In the past, orphan drug development was considered risky due to low expected return on investment in an expensive R&D program with a limited patient population. Collectively, however, the number of people affected by rare diseases continues to grow. The National Institutes of Health and the European Organization for Rare Diseases estimate there are 7,000 rare diseases worldwide, and the list increases by about 250 each year.

The tide for orphan drugs changed in 1983 when the U.S. government passed the Orphan Drug Act. Designed to encourage the development of drug therapies for rare diseases, the Act provided unique incentives, including seven-year market exclusivity, tax credits covering up to half of R&D costs, R&D grants, and waivers of FDA fees. During the next 17 years, other countries followed suit with similar acts, offering a new level of security to companies undertaking the orphan drug cause.

From 2001 to 2010, the CAGR of sales of orphan drugs was 25.8% compared to 20.1% for a matched control group of non-orphan drugs. The orphan drug sample set also revealed notable characteristics: 40% of the orphan drugs in the sample set were oncology-related (compared to 10% in the non-orphan sample), and there was a larger share of biological orphan drugs than small molecule orphan drugs. Additionally, 25 of the 86 orphan drugs studied were blockbusters — that is, 29% had annual sales greater than $1 billion, a percentage that stayed consistent from 2000 through 2010.

Our analysis suggests the CAGR of orphan drugs will outperform nonorphan control drugs over the next 20 years due to several factors:

  • The high representation of biological orphan drugs. Biological orphan drugs are expected to retain their economic value past patent expiration since most biological drugs are currently less susceptible to generic, or biosimilar, erosion.
  • The impact of the smaller patient populations will be offset by higher pricing supported by unmet medical needs and fewer competitors. For example, Soliris, designed to treat paroxysymal nocturnal hemoglobinurla, a life-threatening blood disease, brought in $541 million in total sales in 2010, even though it was the industry’s most expensive drug that year (costing over $409,000 annually) with an estimated U.S. patient population between 4,000 to 6,000 people.
  • The ability to reposition an existing orphan drug to treat additional rare diseases increases profit opportunities. Of the top 10 orphan drugs studied, six had more than one rare disease indication with a peak value of $34.3 billion in overall revenue potential versus $8.1 billion for drugs with a single orphan indication. Out of the entire sample set, 15% had subsequent rare disease indications.
  • Extended market exclusivities will insulate orphan drugs from generic competition longer. In the U.S., orphan drugs are granted seven years of exclusivity (versus five years for non-orphan drugs), further protecting them from generic erosion.
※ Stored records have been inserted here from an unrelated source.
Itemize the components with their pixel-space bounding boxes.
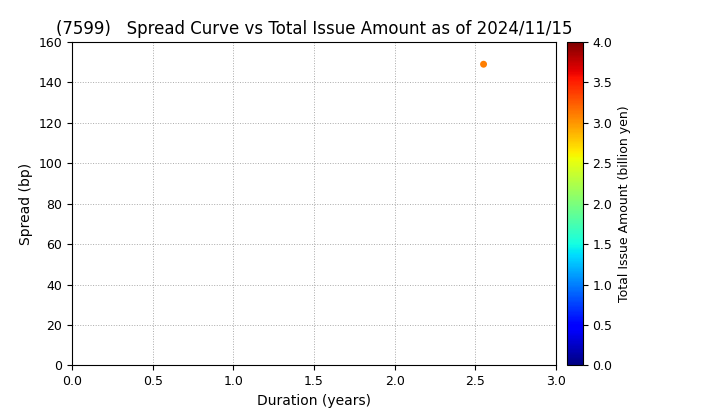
X-axis label: Duration (years): Duration (years) — [257, 394, 371, 408]
Y-axis label: Spread (bp): Spread (bp) — [19, 163, 33, 245]
Title: (7599)   Spread Curve vs Total Issue Amount as of 2024/11/15: (7599) Spread Curve vs Total Issue Amoun… — [56, 20, 572, 38]
Y-axis label: Total Issue Amount (billion yen): Total Issue Amount (billion yen) — [618, 105, 631, 302]
Point — [478, 61, 490, 68]
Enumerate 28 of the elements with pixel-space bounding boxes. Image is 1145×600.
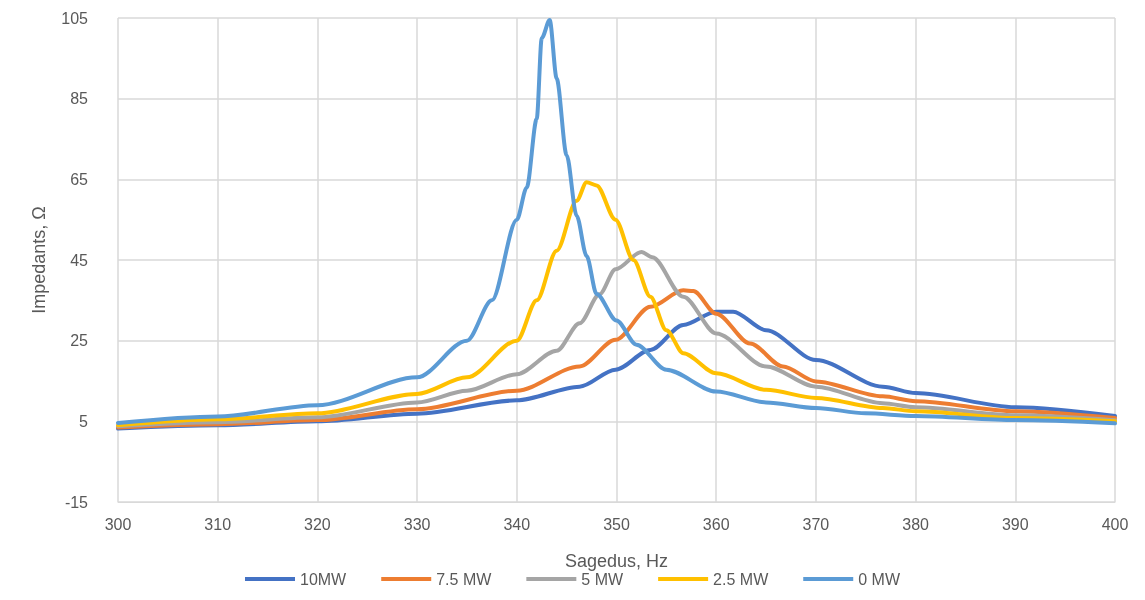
y-tick-label: 25 xyxy=(70,332,89,350)
y-tick-label: 5 xyxy=(79,412,89,430)
x-tick-label: 300 xyxy=(104,515,132,533)
x-tick-label: 390 xyxy=(1001,515,1029,533)
y-tick-label: 105 xyxy=(61,9,89,27)
x-tick-label: 360 xyxy=(702,515,730,533)
legend-label: 7.5 MW xyxy=(436,570,493,588)
legend-label: 2.5 MW xyxy=(713,570,770,588)
x-tick-label: 310 xyxy=(204,515,232,533)
x-tick-label: 330 xyxy=(403,515,431,533)
y-tick-label: -15 xyxy=(64,493,89,511)
line-series xyxy=(116,180,1117,428)
legend-label: 10MW xyxy=(300,570,348,588)
x-tick-label: 320 xyxy=(304,515,331,533)
line-series xyxy=(116,288,1117,430)
x-tick-label: 400 xyxy=(1101,515,1129,533)
y-axis-title: Impedants, Ω xyxy=(29,206,49,314)
legend-label: 5 MW xyxy=(581,570,625,588)
x-tick-label: 380 xyxy=(902,515,930,533)
x-tick-label: 350 xyxy=(603,515,630,533)
x-axis-title: Sagedus, Hz xyxy=(564,551,669,571)
line-series xyxy=(116,249,1117,429)
legend-label: 0 MW xyxy=(858,570,901,588)
x-tick-label: 340 xyxy=(503,515,531,533)
x-tick-label: 370 xyxy=(802,515,830,533)
y-tick-label: 45 xyxy=(70,251,89,269)
y-tick-label: 65 xyxy=(70,170,89,188)
y-tick-label: 85 xyxy=(70,90,89,108)
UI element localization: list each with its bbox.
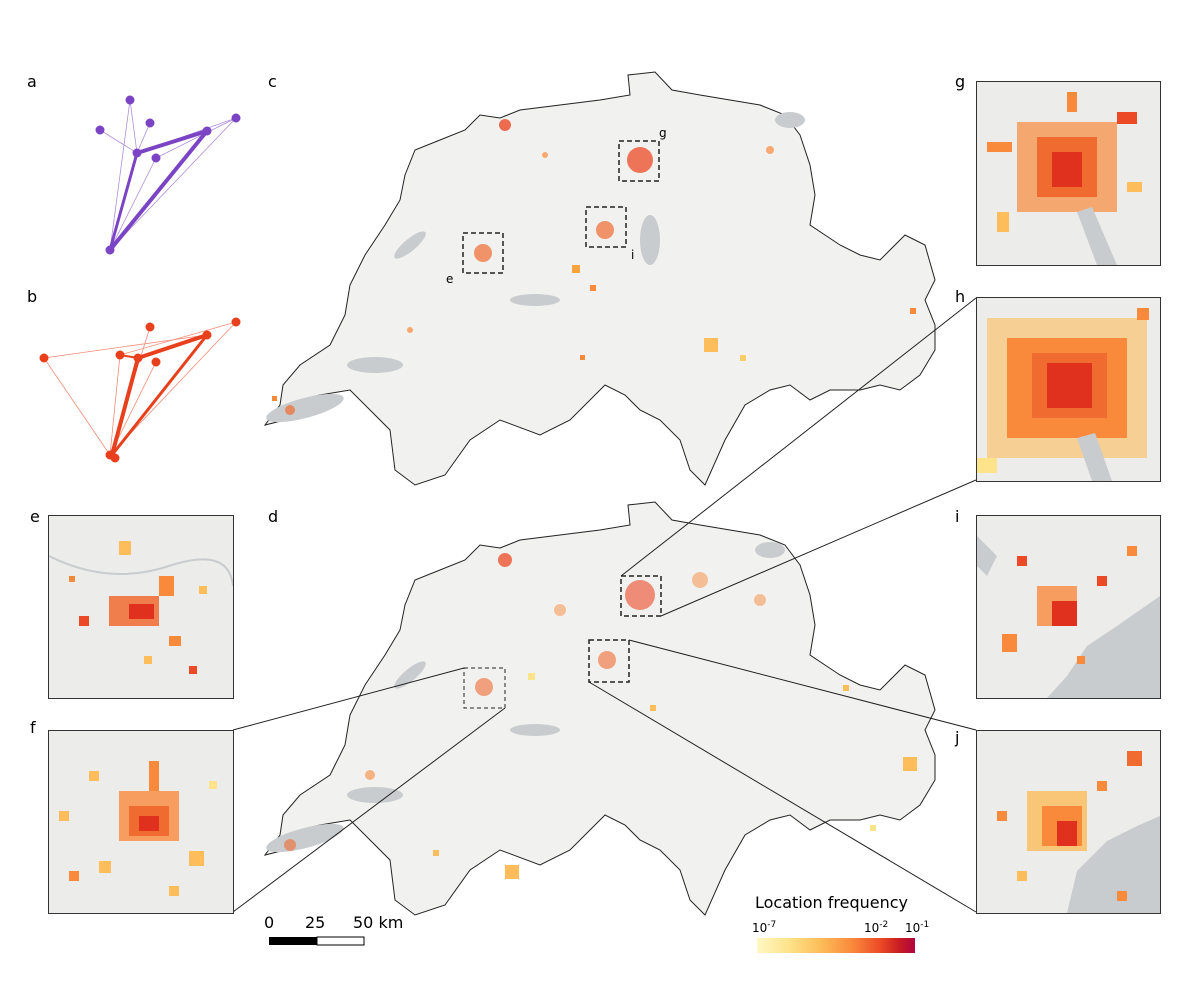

Two of the largest challenges facing orphan drug developers are the ability to locate and recruit patients and the logistical issues surrounding trial organization. However, trials for orphan drugs are significantly shorter and have greater regulatory success, potentially offsetting increased R&D costs. Along with other significant benefits, including tax credits, favorable reimbursement, fewer approval hurdles, longer exclusivity, lower marketing costs, faster uptake, and premium pricing, orphan drugs may be an unexpected effective strategy to future profitability.